/azmeta-docs

Guidance and tools for Azure metadata analysis at scale.

Azure Metadata Exploration

Azure provides a rich ecosystem of metadata about the operation of Azure itself. The metadata is exposed to you via a variety of modalities. Some data is, or can be, exported to storage (diagnostics, costs), some data is only available via APIs (Azure Monitor Metrics), and some data is available via platform-hosted Kusto (Azure Monitor Logs, Azure Resource Graph). As you scale your use of Azure, you will often find that you need combine the datasets to answer questions about your business built on top of Azure.

Azure Metadata Workflows provides documentation and libraries to make bridging all the modalities easier. It is about enabling you to extract actionable insights specific to your business through any novel combination of this metadata.

Example workflows:

  • Right-sizing Integrate utilization, recommendations, and price data to reactively allocate resources.
  • Capacity Planning Use utilization trends to proactively allocate resources or indentify targets for auto-scaling.
  • Cost Analysis Understand where spend is being allocated at scale. Hunt for savings oppurtunities.
  • Showback Integrate configuration, utilization, and cost data to allocate and apportion costs back to services and/or customers.

Data Sources

Category Service Description Modality
Configuration Resource Manager Actual Azure Resource state. REST API
Configuration Policy Desired Azure Resource state and compliance. REST API
Configuration Policy Guest Configuration Desired VM state and compliance. REST API
Utilization Monitor Logs Resource utilization (optional guest-level). KQL API
Utilization Monitor Metrics Resource utilization time-series data. REST API
Utilization Diagnostics Detailed resource specific utilization. Files, Events, KQL API
Cost Cost Management + Billing Usage (with amortized or actual cost). Files, REST API
Cost Cost Management + Billing Reservation details and price sheets.
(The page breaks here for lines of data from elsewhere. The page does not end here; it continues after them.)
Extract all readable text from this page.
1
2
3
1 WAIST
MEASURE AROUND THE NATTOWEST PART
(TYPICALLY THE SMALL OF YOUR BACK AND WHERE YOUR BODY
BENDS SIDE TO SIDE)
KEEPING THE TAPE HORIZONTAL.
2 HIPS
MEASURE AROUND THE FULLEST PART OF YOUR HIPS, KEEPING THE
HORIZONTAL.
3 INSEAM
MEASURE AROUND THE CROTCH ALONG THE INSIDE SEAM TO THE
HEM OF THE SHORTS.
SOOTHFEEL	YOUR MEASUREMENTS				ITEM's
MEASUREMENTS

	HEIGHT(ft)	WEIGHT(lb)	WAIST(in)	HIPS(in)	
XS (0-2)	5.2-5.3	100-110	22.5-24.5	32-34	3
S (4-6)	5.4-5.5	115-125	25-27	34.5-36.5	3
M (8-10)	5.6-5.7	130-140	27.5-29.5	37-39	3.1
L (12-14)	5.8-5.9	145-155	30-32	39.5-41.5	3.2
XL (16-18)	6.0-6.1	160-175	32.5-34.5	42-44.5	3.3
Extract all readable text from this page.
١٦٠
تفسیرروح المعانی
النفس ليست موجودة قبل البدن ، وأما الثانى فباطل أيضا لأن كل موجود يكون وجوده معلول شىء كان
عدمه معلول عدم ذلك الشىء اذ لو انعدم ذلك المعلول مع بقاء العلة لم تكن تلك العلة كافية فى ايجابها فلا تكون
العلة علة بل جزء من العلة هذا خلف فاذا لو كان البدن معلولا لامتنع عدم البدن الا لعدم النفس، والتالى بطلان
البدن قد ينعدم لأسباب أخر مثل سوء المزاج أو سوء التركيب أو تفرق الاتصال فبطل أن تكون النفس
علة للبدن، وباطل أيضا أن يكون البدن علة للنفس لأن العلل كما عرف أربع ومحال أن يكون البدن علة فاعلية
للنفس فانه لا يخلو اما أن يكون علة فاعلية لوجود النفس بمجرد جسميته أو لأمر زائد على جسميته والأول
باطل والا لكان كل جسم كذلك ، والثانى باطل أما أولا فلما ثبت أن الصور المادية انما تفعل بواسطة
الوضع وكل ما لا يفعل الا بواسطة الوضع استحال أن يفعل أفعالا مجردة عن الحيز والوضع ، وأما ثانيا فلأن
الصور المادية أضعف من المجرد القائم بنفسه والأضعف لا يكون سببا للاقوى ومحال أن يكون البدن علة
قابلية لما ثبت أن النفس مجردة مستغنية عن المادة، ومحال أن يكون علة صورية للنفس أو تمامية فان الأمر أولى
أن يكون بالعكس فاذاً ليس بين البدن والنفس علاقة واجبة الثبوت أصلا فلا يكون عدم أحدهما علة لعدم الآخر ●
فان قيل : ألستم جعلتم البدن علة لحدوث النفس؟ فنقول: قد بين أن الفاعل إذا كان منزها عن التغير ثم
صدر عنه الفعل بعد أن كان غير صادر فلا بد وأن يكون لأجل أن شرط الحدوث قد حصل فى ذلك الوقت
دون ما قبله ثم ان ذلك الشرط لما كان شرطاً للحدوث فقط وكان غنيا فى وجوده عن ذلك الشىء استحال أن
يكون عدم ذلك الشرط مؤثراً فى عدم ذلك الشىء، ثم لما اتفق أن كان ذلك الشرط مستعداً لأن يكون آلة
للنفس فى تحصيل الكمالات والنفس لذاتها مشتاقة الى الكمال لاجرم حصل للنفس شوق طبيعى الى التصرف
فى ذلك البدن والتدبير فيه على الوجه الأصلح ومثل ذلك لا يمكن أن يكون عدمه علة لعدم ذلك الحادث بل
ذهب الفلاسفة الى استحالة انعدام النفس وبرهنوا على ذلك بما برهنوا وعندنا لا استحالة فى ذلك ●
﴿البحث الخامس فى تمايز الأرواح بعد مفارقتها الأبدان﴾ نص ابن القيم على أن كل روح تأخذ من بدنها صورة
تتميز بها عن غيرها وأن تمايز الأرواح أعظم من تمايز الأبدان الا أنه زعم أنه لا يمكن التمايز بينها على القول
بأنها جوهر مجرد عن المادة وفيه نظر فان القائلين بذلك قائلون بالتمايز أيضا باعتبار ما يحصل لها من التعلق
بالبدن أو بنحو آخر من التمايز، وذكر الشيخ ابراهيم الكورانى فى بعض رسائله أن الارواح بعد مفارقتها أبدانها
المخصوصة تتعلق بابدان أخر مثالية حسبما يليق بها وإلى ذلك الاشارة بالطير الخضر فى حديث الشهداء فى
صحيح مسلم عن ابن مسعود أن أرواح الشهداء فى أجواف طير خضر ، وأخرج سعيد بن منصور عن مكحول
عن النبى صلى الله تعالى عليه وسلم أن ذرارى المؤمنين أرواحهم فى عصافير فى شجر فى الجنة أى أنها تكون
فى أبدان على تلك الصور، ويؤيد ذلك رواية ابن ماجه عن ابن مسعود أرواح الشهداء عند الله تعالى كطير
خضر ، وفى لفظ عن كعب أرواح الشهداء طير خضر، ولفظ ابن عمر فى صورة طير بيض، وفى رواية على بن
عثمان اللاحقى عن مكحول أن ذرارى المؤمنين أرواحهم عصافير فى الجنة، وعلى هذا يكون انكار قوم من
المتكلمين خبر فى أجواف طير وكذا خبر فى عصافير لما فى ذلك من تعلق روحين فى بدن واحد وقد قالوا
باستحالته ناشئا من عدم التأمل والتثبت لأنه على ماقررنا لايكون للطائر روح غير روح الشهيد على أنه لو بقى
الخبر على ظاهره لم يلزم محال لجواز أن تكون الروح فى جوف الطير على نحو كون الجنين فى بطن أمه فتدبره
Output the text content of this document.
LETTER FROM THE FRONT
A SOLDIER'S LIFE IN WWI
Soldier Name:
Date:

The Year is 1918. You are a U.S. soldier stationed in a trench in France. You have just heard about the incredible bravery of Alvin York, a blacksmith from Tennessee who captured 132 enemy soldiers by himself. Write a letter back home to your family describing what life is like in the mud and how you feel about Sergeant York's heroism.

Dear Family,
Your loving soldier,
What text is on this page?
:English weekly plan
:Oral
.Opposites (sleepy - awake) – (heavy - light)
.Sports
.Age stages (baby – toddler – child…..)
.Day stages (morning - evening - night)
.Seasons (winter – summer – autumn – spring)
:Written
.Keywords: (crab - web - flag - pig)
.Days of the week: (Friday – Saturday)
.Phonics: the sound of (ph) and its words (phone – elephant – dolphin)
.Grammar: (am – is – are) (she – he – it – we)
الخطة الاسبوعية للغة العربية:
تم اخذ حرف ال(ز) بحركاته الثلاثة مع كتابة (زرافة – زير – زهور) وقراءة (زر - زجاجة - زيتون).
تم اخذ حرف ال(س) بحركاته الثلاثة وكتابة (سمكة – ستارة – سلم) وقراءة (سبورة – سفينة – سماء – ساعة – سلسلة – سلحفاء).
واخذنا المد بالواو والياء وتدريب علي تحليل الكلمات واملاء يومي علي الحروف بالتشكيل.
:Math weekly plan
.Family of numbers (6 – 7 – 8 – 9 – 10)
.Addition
REST API
Recommendations Cost Management + Billing Reservation recommendations. REST API
Recommendations Advisor Cost, performance recommendations. REST API
Custom Reference Data App or business specific data (i.e. ) Files, SQL, KQL, REST, etc.

Consumption API

  • Usage data has 2 modes: Actual vs Amortized.
  • Data size ranges from 10s of MiB to 10s of GiB per month depending on the Azure billing account size.
  • Not all resources have tags in Cost data.
  • Tags are point-in-time.
  • No resource group tags information is available.
  • Shows restricted vCPU counts.

Repositories

Azure Data Explorer

  • PaaS Big Data Analysis

Presentation

  • Azure Monitor Workbooks
  • Grafana
  • Power BI
  • Jupyter Lab
  • Excel
  • Azure Data Explorer Web
  • Kusto.Explorer
  • Tableau
  • Flat Files (HTML for Presentation)

Data Flow

Examples

Showback

It is valuable to calculate the Cost of Goods Sold on a per customer basis. If a service you provide has a flat-rate cost, consumption of the service could vary by customer, significantly impacting the profitabilty of each customer account.

In this logical flow, configuration, cost, and utilization data is used to calculate the COGS to each customer of the service.

Discrimination

In this architecture, some Azure resources are shared between all users of the service (i.e. Azure Front Door). Some Azure resources are provisioned on per onboarded customer (i.e. a SQL MI instance). This step will vary depending upon your resource organization and tagging scheme. If resources are in a separate resource groups identified naming convention or tags it is simple to filter for them in the usage data. In this architecture an auxillary data source is used to lookup customer details based on an ID in a tag.

Allocation

The dedicated resources are fed to a cost allocator. This maybe an extremely simple process where a sum is calculated for each customers dedicated resources. In this example auxilary license information is combined with the specs of the dedicated resource (i.e. SQL core count) to calculate and allocate the SQL software licensing used with AHUB.

Apportionment

Shared resources present a challenge because it can be difficult to know the per customer consumption of the resource.

One or more different methods can be used for apportioning costs of shared resources depending on the resource. In the simplest case the total shared cost for the resource is spread equally across all customers using the service. Depending on the cost of the resource and the difficult to decompose its usage, it may not be worth the effort to use a more advanced method.

A slightly more difficult, but more equitable method is to spread cost of the resource proportionally across all customers using the product using a strong predictive value that is easy to gather. For example, in a multi-tenant SQL database the proportion of records for a customer may correlate well enough with overall usage of the database by that customer. This number is usually not difficult to calculate and is lot better than just equally distributing cost among all the tenants.

In the most advanced case the cost of the resource is distributed across all customers based on their actual utilization of the resource. This may involve diagnostic logs, Azure Monitor Logs, Azure Monitor Metrics, Application Insights, or other application-specific telemetry. For example in this architecture, Azure Front Door is billed on data transfer. Each customer has a subdomain and routing rule in Front Door. The diagnostic logs can be used to account for the data transfer on a per routing rule (and thus customer) basis.